Otras actividades económicas involucradas


• Explotación maderera en manglares • Pesca camaronera con redes de arrastre y portalones • Venta de especies comerciales y de fauna silvestre • Transporte, especialmente a través de los caños • Turismo

Commodities o recursos naturales involucrados


Petróeo

Resumen y descripción del proyecto


En 1994, Pdvsa otorgó la concesión del campo de Perdernales a la British Petroleum, bajo la modalidad de Convenio Operativo. Para ese año se previó la explotación de 48.000 hectáreas del campo Pedernales, con lo que se alcanzaría una producción de hasta 200.000 barriles de petróleo diarios (Bustamante y Scarton, 1999, en DiChiro, 1999). En el caso del campo Corocoro, se proyectó en 1998 que para el 2005 se estarían extrayendo 55.000 barriles diarios (Lasso et al, 2004). Hacia 1999 ya las actividades de explotación habían avanzado y se podía constatar la extensión de las construcciones para el desarrollo de la actividad, la persistencia de un programa de explosiones sísmicas para detección de hidrocarburos, derrames constantes, disposición de desechos contaminantes en fosas excavadas y a cielo abierto en las orillas de los caños Manamo-Manamito y La Ladera-Los Playones.
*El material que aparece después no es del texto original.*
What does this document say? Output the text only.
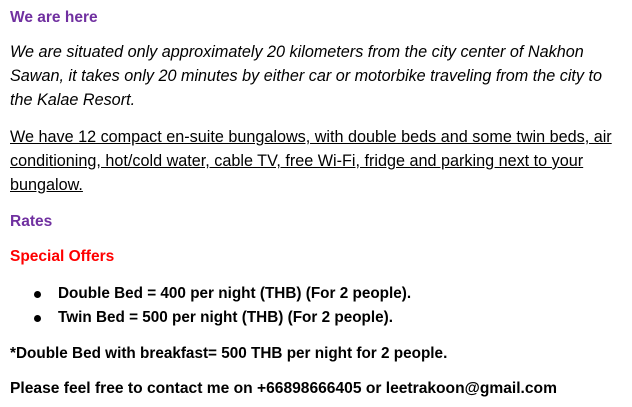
We are here

We are situated only approximately 20 kilometers from the city center of Nakhon Sawan, it takes only 20 minutes by either car or motorbike traveling from the city to the Kalae Resort.

We have 12 compact en-suite bungalows, with double beds and some twin beds, air conditioning, hot/cold water, cable TV, free Wi-Fi, fridge and parking next to your bungalow.

Rates
Special Offers
Double Bed = 400 per night (THB) (For 2 people).
Twin Bed = 500 per night (THB) (For 2 people).

*Double Bed with breakfast= 500 THB per night for 2 people.

Please feel free to contact me on +66898666405 or leetrakoon@gmail.com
Se seguía del proyecto la construcción de una red de plataformas y tuberías para la extracción, almacenamiento y transporte del crudo desde la boca de Pedernales hasta la isla de Capure y de ahí a una flota de gabarras, que transportarían el petróleo hasta Trinidad (Bustamante y Scarton, 1999, en DiChiro, 1999). En el caso del campo Corocoro, este estaba en fase exploratoria por parte de Conoco Phillips de 1999 a 2002 cuando se comenzaron a realizar los estudios de impacto ambiental por parte de Conservation International (Lasso et al, 2004). Desde 2008 la empresa mixta Petrosucre formada en sociedad con la empresa italiana ENI está a cargo de las tareas de explotación en Corocoro, mientras que Petrowarao, empresa mixta formada junto con la francesa Perenco, están a cargo de la explotación en Pedernales (Petroguía, 2015). Esto último vía decreto presidencial N° 4.971 en Gaceta Oficial N° 38.533 del 29 de septiembre del 2016. Desde agosto del 2017, ambas empresas comparten un mismo transporte que consiste en un buque Aframax “BT Knutsen” el cual contiene cámaras separadas para almacenar la producción de los dos campos y transporta el crudo hasta Curazao (El Universal, 2017). Para el 2015 se calculaba una producción acumulada de 89 millones de barriles de crudo, solo en la plataforma ‘4 de Febrero’ que entrara en operaciones en el 2012 en el campo Corocoro (Petroguía, 2015). Esta estructura tiene capacidad para producir 70.000 barriles diarios y está construida enteramente en Venezuela, con materiales y mano de obra venezolana (AVN, 2017; Pdvsa, 2017).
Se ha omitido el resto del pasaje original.